Modifiche al Regolamento Generale della LFPIORPI

Il 7 agosto 2026 il Ministero delle Finanze e del Credito Pubblico ha pubblicato nella Gazzetta Ufficiale (“DOF”) l’Accordo che modifica il Regolamento Generale della Legge Federale in materia di Prevenzione e Identificazione di Operazioni con Risorse di Provenienza Illecita (“LFPIORPI”). L’entrata in vigore in via generale è prevista per il 30 novembre 2026, con uno specifico calendario di attuazione graduale che si realizzerà nel corso del 2027 e del 2028.

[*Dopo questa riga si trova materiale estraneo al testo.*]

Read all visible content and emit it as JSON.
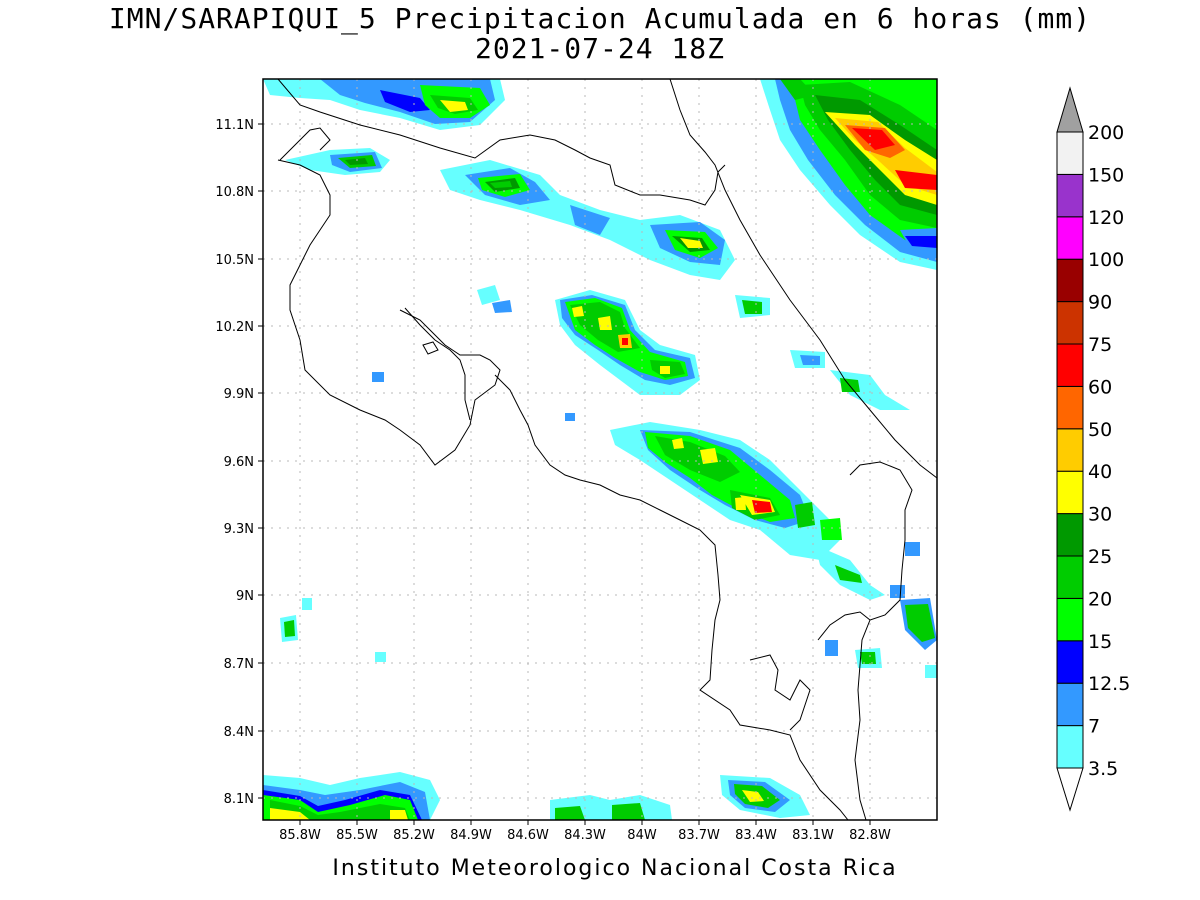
{
  "title_line1": "IMN/SARAPIQUI_5 Precipitacion Acumulada en 6 horas (mm)",
  "title_line2": "2021-07-24 18Z",
  "credit": "Instituto Meteorologico Nacional Costa Rica",
  "lat_ticks": [
    "11.1N",
    "10.8N",
    "10.5N",
    "10.2N",
    "9.9N",
    "9.6N",
    "9.3N",
    "9N",
    "8.7N",
    "8.4N",
    "8.1N"
  ],
  "lon_ticks": [
    "85.8W",
    "85.5W",
    "85.2W",
    "84.9W",
    "84.6W",
    "84.3W",
    "84W",
    "83.7W",
    "83.4W",
    "83.1W",
    "82.8W"
  ],
  "colorbar": {
    "levels": [
      "3.5",
      "7",
      "12.5",
      "15",
      "20",
      "25",
      "30",
      "40",
      "50",
      "60",
      "75",
      "90",
      "100",
      "120",
      "150",
      "200"
    ],
    "colors": [
      "#66ffff",
      "#3399ff",
      "#0000ff",
      "#00ff00",
      "#00cc00",
      "#009900",
      "#ffff00",
      "#ffcc00",
      "#ff6600",
      "#ff0000",
      "#cc3300",
      "#990000",
      "#ff00ff",
      "#9933cc",
      "#f2f2f2",
      "#a0a0a0"
    ]
  }
}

L’Accordo dà attuazione alla riforma legislativa pubblicata il 16 luglio 2025 e stabilisce il contenuto e le scadenze degli obblighi previsti dall’articolo 18, la cui esigibilità era rimasta subordinata all’emanazione di tale Regolamento.

Cosa cambia per chi svolge Attività Vulnerabili?

Gli adempimenti non saranno più concentrati solamente sulla predisposizione dei fascicoli e sulla presentazione degli Avvisi, ma richiederanno ora l’adozione di un sistema integrato basato sul livello di rischio. I soggetti obbligati dovranno elaborare una metodologia documentata per identificare, misurare, comprendere e mitigare i rischi a cui vanno incontro, prendendo in considerazione quantomeno gli atti o le operazioni effettuate, la tipologia di clienti, le aree geografiche, le transazioni e i canali utilizzati. La metodologia dovrà basarsi, in linea di principio, su informazioni relative ad un periodo di almeno dodici mesi, dovrà tenere conto della Valutazione Nazionale dei Rischi e dovrà essere rivalutata qualora emergano nuovi rischi o, in ogni caso, con cadenza annuale.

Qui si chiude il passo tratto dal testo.